I’m trying to study for my Business course and I need some help to understand this question.
- Ben Collins plans to buy a house for $180,000. If the real estate in his area is expected to increase in value by 1 percent each year, what will its approximate value be seven years from now?
- If you desire to have $8,500 for a down payment for a house in four years, what amount would you need to deposit today? Assume that your money will earn 6 percent.
- Carla Lopez deposits $3,100 a year into her retirement account. If these funds have an average earning of 7 percent over the 40 years until her retirement, what will be the value of her retirement account?
- If a person spends $10 a week on coffee (assume $500 a year), what would be the future value of that amount over 7 years if the funds were deposited in an account earning 3 percent?
- If you borrow $14,000 with a 7 percent interest rate to be repaid in seven equal payments at the end of the next 7 years, what would be the amount of each payment?

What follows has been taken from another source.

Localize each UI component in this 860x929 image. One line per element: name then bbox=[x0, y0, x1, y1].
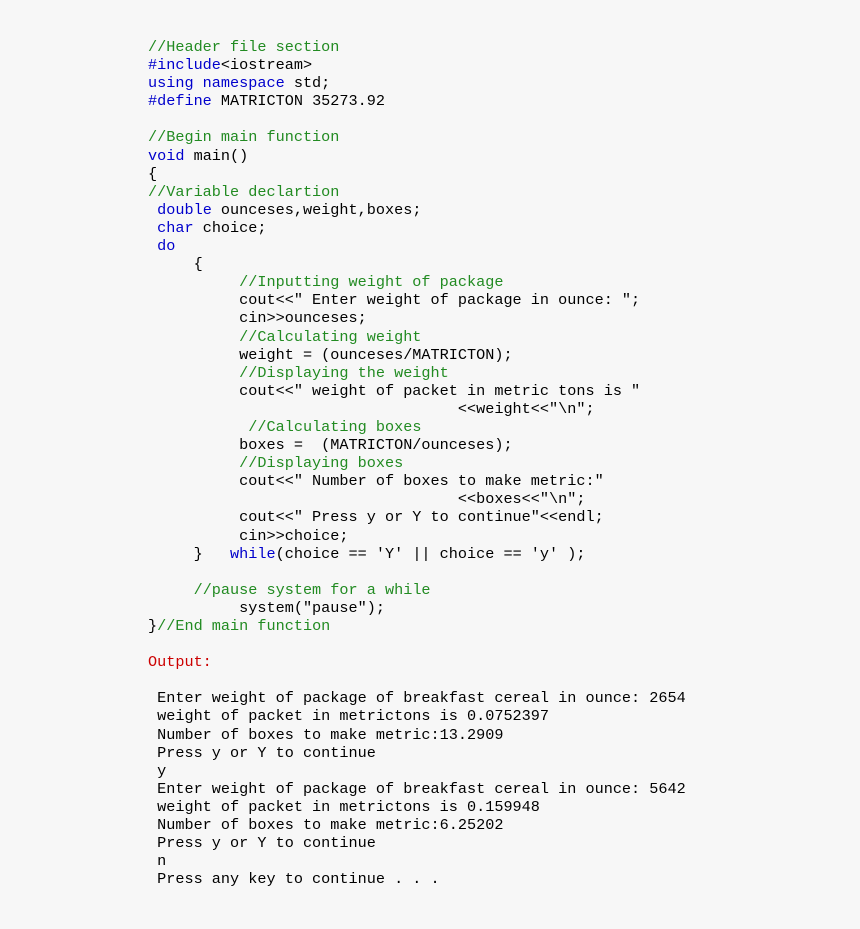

- The Fram family has liabilities of $136,000 and a net worth of $346,000. What is the debt ratio?
- Carl Lester has liquid assets of $3,180 and current liabilities of $3,411. What is his current ratio?
|Benjamin Jefferson, a single adult with no dependents, has chosen to itemize deduction and arrived at the following tax information:|
| Gross salary||$||53,360 ||Interest earnings||$||210 |
| Dividend income||$||150 ||One personal exemption||$||3,700 |
| Itemized deductions||$||8,400 ||Adjustments to income||$||1,070 |
What amount would Benjamin report as taxable income?